Funny how memory works. I remember using just pure muscle memory to open safes or dial phone numbers that I could not remember. I could let me fingers do the walking on the safes, and to be honest, I was the one that set the safe combinations for almost 30 years. I could tell you stories about setting combos on COMSEC safes and still shudder at the memories.
One of the things junior officers had that nobody else did on warships long ago, oddly enough, was privacy. One could, or not, lock the stateroom door behind one each morning but there was every expectation that nobody would step foot in there after one left because, who would? For some of us the stateroom served as an auxiliary office but most of us had an office. I might lock up property belonging to one of my sailors but he had no expectation of seeing me lock it in my safe in the stateroom and didn't expect to be there if I removed it to return to him. I don't think anybody came into my stateroom (except my room mate) the whole time I was a division officer (2 ships).
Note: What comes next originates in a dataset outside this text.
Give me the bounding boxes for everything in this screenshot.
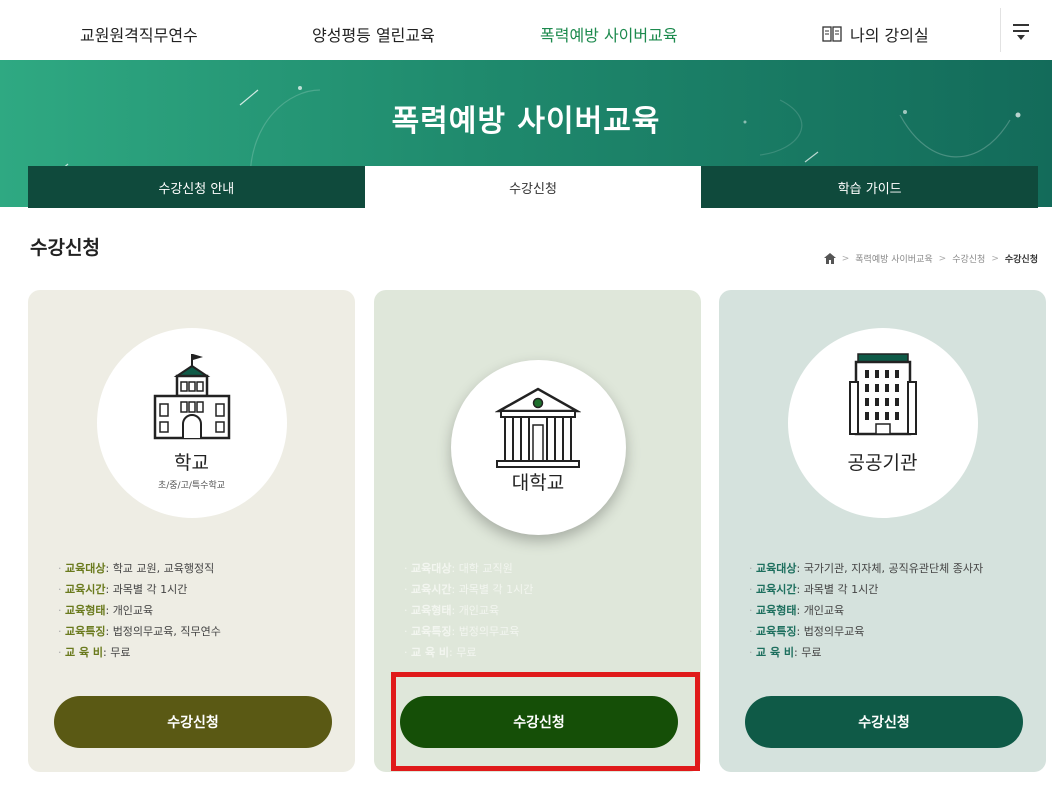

The XO's office was right outside his sleeping cabin. I was in there a lot for one reason or another. Same for visits to Ops in his stateroom but no separate cabin for Ops. I don't actually think the Operations Officer had an office on first ship. The only place I used to see him was in his stateroom. The Cheng had a desk in the Logroom, the First LT had a desk inside the Deck office. The Dr and Dentist both had offices in sickbay and the office of extraordinary relief from pain....but I used to chat with the Doc in his stateroom.
You picked up on the difference right? Only the captain and the Admiral had cabins. The rest of us, staterooms. It proved impossible to get that right in my head on the Queen Mary 2. I kept saying stateroom and people would look at me like I was crazy. s'Okay, I can live with it.
In my stateroom, which I shared for awhile, I had Persian carpets on the deck which is one reason that my older sister's Persian carpet has toothpaste stains. I had a wicker chair that was supremely comfortable, so comfortable in fact that my little sister asked if she could borrow it when she was brooding her eldest. As I recall, she talked me out of the hassock which came back without the lamb skin pillow but with several alt pillows about 5 months later.
As a department head, XO and CO, everybody used my quarters as an office. The one I most disliked was the unfortunate soul who tried twice to hold bible study in my stateroom. I might have pointed out to the youngster that this place was where I got the 30 minutes of sleep a day that kept me going and maybe pointed at the .45 hanging on the hook on my side of the door and told him I wasn't afraid to use it.
And so we return to the hassock of foot memory. Feet remember.